In this paper, a mathematical model based on a protein structural amino-acid network was presented that successfully isolated double-site mutations with strong non-additive effects from additive ones for T4 bacteriophage lysozyme. We had examined different factors of a protein topological network that show a strong correlation with the mutation additivity. Double-site mutations of the T4 phage lysozyme were selected if the two component single-site mutations were also measured, and the non-additive effect of mutations at the two sites was determined based on the measured thermodynamics data [
9]. The dependence of the non-additive effect on the distance between the two sites was examined. We then presented a protein topological network model based on amino acid interactions [
13], and examined the network topological quantities and their relationships with the mutation non-additive effects. Finally, we presented a mathematical model based on protein network clique analysis to predict mutation additivity/non-additivity. The model was also successfully applied to a new protein of Eglin c whose structure has a different topology from that of the T4 phage lysozyme.
4. Conclusions
Protein mutation effects have become a popular topic in cell biology due to recently developed deep scanning techniques, which creates large-scale mutagenesis data that associates intrinsic protein structures and functions with the consequences of relevant genetic variation [
29]. A critical question that arises from this scenario is how natural selection works with the innumerable yet almost random mutations in the so-called evolution process? In this paper, we examined possible intrinsic correlations between random protein mutations based on protein structural network calculations. We analyzed the additivity effects of 13 double-site mutations of the T4 bacteriophage lysozyme, and found that mutations at distal sites are usually strongly additive while those occurring at neighboring sites can be either additive or non-additive. To systematically estimate the non-additive effects of double-site mutations, we investigated the amino-acid network structures for each mutant and determined the topological quantities of these networks. We generated equilibrium configuration ensembles of the studied proteins using conventional simulations and built the amino-acid network for each structure. We then analyzed the topological characteristics of the protein networks, such as the distribution of
k-cliques, and found significant correlation between 3-faction associations and the double-site mutant additivity: non-additive mutations tended to happen between sites belonging to the same 3-clique structure. It was found that the clique model could significantly separate non-additive double-site mutations from those additive ones for the examined proteins. Our calculations also suggested that such correlation probabilities can be changed to some extent by applying a third mutation.

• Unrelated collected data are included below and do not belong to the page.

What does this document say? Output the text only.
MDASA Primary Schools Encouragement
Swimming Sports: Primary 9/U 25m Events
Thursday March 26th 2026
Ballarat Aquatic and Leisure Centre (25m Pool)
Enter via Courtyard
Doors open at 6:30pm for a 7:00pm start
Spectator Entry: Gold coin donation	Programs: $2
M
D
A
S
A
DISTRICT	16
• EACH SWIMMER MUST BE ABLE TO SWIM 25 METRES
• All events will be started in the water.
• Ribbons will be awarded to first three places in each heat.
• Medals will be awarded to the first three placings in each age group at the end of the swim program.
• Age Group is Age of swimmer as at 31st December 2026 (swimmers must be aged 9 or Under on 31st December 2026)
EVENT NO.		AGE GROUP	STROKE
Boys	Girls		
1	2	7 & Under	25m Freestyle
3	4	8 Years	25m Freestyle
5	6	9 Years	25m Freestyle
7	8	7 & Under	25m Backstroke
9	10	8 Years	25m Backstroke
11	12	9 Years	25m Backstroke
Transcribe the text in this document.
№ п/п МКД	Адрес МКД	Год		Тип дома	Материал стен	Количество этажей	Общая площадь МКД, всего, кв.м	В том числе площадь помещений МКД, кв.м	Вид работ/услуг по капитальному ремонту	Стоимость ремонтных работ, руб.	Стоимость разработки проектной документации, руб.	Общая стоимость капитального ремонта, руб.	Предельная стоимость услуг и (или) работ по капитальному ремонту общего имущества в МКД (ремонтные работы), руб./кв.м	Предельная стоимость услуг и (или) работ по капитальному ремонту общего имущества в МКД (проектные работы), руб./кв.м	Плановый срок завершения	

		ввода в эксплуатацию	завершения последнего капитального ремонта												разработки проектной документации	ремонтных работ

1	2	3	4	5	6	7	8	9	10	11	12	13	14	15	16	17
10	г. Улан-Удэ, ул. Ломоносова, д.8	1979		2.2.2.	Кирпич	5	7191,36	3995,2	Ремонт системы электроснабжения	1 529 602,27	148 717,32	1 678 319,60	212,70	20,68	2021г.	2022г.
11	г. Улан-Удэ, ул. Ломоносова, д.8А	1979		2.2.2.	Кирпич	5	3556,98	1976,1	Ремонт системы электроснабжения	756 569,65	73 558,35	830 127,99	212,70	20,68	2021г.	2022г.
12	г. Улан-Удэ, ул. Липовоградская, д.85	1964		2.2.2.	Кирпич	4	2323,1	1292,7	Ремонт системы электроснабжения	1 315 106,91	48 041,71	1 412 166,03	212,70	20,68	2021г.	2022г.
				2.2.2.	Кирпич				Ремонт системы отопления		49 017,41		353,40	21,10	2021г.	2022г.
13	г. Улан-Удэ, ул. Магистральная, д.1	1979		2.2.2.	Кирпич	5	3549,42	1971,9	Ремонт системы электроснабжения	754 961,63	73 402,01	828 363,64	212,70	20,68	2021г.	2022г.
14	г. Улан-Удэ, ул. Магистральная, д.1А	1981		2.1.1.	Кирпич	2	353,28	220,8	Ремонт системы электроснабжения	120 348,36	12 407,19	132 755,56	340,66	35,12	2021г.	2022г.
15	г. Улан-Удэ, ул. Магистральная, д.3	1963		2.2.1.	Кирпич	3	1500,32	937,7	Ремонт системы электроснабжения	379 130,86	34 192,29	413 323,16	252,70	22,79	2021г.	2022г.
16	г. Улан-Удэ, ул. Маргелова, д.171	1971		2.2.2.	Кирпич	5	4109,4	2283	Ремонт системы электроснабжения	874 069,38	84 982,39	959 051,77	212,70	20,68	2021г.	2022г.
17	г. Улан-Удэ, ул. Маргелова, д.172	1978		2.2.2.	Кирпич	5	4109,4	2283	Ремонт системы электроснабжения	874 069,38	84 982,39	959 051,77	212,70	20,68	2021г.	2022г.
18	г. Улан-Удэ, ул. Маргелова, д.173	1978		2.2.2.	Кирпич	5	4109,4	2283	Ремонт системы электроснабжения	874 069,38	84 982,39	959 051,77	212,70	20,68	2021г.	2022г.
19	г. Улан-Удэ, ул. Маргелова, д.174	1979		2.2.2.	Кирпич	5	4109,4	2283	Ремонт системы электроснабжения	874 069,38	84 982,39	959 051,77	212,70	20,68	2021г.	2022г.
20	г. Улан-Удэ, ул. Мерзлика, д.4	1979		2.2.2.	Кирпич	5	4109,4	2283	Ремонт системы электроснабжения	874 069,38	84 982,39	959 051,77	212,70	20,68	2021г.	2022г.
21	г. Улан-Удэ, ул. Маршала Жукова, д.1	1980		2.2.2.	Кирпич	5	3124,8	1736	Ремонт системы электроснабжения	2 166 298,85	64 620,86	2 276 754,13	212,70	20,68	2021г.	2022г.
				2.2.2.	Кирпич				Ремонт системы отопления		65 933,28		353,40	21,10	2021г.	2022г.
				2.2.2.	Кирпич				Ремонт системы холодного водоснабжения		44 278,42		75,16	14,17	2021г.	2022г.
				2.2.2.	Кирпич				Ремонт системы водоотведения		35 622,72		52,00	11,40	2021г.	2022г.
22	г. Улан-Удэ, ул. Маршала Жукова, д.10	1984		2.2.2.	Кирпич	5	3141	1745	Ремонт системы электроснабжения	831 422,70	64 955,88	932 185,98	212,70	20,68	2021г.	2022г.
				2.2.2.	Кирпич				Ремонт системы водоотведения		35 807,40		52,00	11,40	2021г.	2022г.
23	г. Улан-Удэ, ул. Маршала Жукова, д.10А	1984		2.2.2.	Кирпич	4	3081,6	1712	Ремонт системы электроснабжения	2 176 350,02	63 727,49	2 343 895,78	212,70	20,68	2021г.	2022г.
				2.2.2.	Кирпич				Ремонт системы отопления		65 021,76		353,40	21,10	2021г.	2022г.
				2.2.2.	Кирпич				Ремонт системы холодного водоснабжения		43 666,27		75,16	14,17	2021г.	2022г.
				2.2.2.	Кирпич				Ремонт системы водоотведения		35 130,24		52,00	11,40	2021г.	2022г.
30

Although the faction group model used here is very simple it does work very well for lysozyme structures. However, we also noticed that the model cannot explain mutation non-additive effects for some different proteins, such as myoglobin [
30]. Another weak point with the model is that it tends to create very few 3-cliques for many proteins, especially for those protein whose network topology are relatively sparse, which usually resulted in false negative predictions. It becomes even more complicated when considering the perturbation due to a third mutation. Thus, we expect to refine the models in the near future by combining the simple network analysis as shown in this work with a detailed physico-chemistry characterization and provide a fruitful understanding of protein mutation effects. Considering that counter-examples always exist in biological phenomena, we regard our model as a simple yet rudimentary picture to understand the mutation-correlation puzzle, on which many more details may be added for a deeper understanding.